MURRAY GREIG, SUN MEDIA

, Last Updated: 11:11 AM ET

Don't hold your breath waiting for an all-Edmonton heavyweight showdown between Tye Fields and Sheldon Hinton.

Hinton's Oct. 16 KO of German champ Andreas Sidon sent some shockwaves through Canadian boxing, but the newly crowned World Boxing Board titleholder won't be squaring off with Fields any time soon.

"I think it's definitely a fight that could happen down the road and I think it would be big ... but it needs time to build," said two-time Canadian heavyweight champ Ken Lakusta, who trains and promotes Fields.

"That was a real good win for Sheldon, but I'd like to see him have another three or four just like it before getting in there with Tye."

Lakusta is no novice when it comes to promoting a local rivalry into a national event.

After winning the Canadian title for the first time on Jan. 30, 1986, he waited five months before accepting a challenge from Grande Prairie's Willie de Wit.

By the time they met in June, the bad blood stirred up by Lakusta's non-stop baiting resulted in 15,000 spectators jamming Northlands Coliseum (now Rexall Place) and setting the all-time gate record for a Canadian title bout.

"It's been a long time since there was a real heavyweight rivalry in Edmonton; you'd probably have to go all the way back to me and Willie," said Lakusta.

"Both our fights (rematch in '87) showed how much interest can be generated by two guys when they each have their own fan base.

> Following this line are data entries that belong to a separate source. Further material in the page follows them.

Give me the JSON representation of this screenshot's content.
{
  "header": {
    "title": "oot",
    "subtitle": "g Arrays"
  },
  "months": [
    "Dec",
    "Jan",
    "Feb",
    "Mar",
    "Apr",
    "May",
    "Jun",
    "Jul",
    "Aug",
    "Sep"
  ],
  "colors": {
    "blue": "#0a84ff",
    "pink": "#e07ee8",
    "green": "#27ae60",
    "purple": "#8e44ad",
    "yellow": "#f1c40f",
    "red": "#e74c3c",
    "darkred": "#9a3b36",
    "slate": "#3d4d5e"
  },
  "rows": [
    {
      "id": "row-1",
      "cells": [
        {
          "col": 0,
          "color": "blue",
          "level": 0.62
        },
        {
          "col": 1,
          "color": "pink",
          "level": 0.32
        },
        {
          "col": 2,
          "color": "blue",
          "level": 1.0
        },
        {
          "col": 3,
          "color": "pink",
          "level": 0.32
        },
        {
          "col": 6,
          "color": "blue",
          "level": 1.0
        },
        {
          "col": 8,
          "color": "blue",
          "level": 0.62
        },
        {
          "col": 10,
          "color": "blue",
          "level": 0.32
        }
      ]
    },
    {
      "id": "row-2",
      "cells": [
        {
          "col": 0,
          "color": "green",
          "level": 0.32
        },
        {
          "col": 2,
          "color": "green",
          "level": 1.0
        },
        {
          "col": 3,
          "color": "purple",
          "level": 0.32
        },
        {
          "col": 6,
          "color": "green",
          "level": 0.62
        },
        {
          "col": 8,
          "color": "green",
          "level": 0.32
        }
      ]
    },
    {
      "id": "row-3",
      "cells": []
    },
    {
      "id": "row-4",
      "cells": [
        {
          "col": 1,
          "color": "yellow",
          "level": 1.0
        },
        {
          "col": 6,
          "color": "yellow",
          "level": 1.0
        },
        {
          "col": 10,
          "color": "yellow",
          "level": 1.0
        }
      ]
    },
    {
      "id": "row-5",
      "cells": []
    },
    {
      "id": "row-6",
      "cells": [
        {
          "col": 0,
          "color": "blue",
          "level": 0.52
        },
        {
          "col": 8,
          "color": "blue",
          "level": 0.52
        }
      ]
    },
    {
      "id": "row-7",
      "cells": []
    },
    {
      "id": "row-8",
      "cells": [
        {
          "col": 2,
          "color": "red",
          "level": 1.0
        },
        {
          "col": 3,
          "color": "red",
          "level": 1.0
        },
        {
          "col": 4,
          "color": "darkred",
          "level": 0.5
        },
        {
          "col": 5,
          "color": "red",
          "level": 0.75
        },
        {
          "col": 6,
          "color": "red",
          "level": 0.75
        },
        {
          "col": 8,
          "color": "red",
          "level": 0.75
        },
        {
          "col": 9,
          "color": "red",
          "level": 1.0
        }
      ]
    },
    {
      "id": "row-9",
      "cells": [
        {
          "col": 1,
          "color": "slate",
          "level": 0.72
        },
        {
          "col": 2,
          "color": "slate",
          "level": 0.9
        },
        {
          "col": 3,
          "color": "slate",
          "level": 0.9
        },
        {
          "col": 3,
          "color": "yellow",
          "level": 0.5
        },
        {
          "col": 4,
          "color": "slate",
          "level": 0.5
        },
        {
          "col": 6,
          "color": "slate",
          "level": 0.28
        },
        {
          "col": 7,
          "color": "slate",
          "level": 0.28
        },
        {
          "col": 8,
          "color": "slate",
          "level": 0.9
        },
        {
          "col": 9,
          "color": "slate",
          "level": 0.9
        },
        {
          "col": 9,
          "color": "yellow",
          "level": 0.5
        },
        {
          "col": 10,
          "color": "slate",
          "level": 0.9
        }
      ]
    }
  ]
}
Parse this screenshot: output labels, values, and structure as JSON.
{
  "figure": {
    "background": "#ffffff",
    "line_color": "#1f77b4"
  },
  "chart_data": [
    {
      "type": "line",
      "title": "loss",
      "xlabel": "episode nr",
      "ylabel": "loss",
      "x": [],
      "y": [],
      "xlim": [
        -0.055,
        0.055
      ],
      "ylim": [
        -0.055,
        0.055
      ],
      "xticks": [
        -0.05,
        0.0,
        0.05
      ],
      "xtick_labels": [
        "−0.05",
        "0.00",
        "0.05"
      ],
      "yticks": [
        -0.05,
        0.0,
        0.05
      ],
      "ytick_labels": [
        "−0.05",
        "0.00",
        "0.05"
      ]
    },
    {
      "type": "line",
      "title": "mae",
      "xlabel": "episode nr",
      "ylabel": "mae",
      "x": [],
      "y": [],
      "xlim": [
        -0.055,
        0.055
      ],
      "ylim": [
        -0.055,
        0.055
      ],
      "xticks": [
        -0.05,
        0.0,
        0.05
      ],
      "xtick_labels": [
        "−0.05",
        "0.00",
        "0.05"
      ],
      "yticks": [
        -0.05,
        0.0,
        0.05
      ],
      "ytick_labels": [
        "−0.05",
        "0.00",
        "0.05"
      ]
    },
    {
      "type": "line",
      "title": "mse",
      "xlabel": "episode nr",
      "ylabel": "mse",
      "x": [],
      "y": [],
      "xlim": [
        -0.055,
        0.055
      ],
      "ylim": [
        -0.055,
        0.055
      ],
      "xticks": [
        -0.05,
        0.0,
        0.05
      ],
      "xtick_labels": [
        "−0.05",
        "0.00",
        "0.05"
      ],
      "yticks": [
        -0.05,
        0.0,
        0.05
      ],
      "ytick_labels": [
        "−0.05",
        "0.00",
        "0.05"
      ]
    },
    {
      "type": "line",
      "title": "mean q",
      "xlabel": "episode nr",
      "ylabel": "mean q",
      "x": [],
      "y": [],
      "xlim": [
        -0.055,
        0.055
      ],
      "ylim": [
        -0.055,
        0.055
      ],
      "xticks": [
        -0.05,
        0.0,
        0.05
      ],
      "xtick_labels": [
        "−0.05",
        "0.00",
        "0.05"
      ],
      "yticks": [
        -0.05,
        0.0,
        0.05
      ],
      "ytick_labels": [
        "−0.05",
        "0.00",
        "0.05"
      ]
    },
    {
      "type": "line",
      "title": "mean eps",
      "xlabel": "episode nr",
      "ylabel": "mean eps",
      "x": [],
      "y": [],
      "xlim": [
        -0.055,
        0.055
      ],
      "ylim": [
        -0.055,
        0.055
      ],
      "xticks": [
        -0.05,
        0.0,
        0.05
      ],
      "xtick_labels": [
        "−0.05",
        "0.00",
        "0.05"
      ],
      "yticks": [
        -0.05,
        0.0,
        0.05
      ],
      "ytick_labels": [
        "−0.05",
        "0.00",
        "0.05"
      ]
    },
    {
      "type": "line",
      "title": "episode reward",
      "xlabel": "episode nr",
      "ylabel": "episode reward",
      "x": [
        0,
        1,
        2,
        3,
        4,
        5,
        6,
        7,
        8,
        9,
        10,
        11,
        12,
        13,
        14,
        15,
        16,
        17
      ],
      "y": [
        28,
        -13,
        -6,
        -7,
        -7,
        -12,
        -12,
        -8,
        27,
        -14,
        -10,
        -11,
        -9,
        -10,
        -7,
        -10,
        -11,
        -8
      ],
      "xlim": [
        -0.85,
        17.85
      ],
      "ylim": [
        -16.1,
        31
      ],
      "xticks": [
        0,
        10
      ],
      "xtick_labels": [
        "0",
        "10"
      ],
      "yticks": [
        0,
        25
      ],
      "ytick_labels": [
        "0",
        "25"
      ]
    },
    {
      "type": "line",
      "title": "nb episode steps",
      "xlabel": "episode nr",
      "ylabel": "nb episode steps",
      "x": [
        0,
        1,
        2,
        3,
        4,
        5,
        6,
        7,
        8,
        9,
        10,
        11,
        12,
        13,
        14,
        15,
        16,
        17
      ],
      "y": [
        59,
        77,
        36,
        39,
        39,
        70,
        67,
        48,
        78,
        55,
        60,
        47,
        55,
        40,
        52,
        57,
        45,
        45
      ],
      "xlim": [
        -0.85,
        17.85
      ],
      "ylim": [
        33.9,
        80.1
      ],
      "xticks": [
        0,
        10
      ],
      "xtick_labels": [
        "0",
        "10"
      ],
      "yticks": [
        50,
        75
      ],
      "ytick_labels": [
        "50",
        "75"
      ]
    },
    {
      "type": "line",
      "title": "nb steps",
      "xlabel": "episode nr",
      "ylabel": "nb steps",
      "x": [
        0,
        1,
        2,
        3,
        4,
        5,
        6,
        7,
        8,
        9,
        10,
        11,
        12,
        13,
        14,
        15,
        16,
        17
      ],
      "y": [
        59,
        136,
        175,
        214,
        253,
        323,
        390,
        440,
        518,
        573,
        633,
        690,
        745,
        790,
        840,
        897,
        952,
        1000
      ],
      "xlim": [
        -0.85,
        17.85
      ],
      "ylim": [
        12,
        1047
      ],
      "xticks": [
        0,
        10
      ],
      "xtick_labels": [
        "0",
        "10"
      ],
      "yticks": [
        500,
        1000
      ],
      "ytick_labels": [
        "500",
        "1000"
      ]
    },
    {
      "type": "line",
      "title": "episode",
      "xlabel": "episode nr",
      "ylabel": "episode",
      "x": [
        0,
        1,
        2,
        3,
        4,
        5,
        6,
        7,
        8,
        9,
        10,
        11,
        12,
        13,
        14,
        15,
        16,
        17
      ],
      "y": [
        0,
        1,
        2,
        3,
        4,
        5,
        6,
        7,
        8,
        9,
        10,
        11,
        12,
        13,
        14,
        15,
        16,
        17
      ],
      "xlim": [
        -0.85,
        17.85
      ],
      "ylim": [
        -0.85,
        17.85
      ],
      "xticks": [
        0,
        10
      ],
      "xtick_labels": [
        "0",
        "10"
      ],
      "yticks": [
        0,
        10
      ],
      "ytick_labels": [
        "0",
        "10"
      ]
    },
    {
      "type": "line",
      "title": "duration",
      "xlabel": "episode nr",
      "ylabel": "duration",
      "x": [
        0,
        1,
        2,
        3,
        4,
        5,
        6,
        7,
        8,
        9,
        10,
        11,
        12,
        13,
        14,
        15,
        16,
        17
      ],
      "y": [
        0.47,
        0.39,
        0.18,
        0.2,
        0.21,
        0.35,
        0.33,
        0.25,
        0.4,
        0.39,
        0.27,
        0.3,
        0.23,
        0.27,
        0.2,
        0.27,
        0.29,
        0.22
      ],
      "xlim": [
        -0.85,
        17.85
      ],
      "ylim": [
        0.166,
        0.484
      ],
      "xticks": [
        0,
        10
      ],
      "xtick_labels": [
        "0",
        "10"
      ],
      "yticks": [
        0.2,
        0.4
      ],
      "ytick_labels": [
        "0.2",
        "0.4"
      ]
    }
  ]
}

I think the same thing could happen for Tye and Sheldon, but that kind of interest doesn't happen overnight."

A more plausible option for Hinton is to challenge current Canadian champ Greg Kielsa (10-0, 5 KOs) of Toronto.

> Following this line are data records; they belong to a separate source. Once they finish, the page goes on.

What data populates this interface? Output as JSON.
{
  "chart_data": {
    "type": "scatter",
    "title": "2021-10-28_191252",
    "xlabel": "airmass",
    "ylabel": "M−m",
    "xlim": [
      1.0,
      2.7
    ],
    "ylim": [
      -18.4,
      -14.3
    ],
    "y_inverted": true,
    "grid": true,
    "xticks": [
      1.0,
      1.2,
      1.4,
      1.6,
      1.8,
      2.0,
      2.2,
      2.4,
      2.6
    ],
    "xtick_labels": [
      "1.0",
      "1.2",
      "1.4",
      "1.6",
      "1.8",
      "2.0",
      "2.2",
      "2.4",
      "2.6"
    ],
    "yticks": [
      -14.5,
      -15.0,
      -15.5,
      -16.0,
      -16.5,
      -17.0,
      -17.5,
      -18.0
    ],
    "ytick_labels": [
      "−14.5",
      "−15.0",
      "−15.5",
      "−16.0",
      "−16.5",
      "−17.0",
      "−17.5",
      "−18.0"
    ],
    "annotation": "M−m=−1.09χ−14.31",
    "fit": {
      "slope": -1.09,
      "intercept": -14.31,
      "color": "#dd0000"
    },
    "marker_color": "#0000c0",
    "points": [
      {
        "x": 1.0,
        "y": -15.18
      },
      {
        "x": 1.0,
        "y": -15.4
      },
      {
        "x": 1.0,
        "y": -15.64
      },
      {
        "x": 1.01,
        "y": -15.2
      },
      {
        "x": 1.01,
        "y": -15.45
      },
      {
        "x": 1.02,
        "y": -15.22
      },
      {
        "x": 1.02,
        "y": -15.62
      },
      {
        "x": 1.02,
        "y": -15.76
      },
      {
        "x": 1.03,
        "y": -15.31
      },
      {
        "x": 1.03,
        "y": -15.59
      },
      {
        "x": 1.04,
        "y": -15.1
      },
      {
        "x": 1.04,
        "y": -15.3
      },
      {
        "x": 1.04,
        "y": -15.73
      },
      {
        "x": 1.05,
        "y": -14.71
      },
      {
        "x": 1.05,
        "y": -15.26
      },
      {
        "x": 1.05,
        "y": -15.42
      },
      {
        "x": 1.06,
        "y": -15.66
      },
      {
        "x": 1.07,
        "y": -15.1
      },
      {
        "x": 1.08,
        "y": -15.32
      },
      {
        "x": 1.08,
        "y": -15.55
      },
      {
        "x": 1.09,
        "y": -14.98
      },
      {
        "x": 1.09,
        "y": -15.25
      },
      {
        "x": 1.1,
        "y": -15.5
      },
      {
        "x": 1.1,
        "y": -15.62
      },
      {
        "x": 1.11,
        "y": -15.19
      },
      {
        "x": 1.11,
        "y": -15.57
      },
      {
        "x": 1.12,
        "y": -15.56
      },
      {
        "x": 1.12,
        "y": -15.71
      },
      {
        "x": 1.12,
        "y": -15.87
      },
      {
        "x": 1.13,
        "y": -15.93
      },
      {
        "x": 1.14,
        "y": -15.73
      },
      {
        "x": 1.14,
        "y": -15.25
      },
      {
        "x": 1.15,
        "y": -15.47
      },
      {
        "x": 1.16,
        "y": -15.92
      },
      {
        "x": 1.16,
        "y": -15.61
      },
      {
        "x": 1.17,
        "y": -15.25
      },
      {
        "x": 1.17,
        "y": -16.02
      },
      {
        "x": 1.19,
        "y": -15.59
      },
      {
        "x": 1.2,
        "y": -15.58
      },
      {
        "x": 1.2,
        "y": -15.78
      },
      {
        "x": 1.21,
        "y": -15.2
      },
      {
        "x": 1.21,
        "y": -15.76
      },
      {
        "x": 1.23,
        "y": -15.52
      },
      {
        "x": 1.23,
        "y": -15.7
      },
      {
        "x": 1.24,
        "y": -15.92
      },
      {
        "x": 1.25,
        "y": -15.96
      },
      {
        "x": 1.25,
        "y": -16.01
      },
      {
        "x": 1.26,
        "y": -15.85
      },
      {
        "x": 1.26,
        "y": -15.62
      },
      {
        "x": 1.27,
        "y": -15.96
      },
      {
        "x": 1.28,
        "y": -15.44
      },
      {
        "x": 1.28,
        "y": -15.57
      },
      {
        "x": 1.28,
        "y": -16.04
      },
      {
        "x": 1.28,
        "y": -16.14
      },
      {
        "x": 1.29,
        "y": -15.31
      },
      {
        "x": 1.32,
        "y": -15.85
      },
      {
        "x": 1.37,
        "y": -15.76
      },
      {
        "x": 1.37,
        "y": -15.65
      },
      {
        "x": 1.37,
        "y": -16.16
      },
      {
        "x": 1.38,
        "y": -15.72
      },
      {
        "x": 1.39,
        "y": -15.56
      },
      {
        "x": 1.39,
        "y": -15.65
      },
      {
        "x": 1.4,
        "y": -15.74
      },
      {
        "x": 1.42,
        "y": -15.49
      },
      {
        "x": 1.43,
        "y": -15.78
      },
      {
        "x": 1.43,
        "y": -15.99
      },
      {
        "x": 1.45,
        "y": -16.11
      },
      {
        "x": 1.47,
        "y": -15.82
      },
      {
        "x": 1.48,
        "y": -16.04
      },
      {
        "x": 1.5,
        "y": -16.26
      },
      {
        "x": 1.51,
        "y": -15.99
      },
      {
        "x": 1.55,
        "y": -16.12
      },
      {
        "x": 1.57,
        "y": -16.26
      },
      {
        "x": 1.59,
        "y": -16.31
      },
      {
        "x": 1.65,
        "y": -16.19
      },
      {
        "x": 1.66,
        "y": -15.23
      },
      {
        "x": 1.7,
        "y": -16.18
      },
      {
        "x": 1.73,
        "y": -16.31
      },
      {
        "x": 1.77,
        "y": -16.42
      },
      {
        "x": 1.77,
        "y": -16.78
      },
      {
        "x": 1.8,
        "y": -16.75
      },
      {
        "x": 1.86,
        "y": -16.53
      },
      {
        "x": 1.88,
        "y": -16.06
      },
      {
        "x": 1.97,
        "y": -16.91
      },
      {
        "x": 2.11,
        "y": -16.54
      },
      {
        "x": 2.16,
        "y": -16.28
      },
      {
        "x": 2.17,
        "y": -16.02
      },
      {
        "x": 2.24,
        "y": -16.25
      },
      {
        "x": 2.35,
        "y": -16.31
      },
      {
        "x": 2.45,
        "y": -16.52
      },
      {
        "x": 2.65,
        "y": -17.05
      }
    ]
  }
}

The six-foot-four, 240-pound Kielsa is now being trained by 1988 Olympic silver medallist Egerton Marcus, who last week referred to the ranked Canadian contenders as "minnows."

"It's time to look beyond Canada for opponents for Greg, because there are no real challenges for him here," said Marcus.

"If he really wants to advance himself, he has to set his sights on some real opposition, not the minnows here in Canada."

QUICK JABS: No. 2-ranked Canadian junior middleweight Anthony Lessard of Edmonton was originally slated to be on the Oct. 30 undercard, but Lakusta said Lessard's bout was chopped because of "philosophical differences" with the fighter.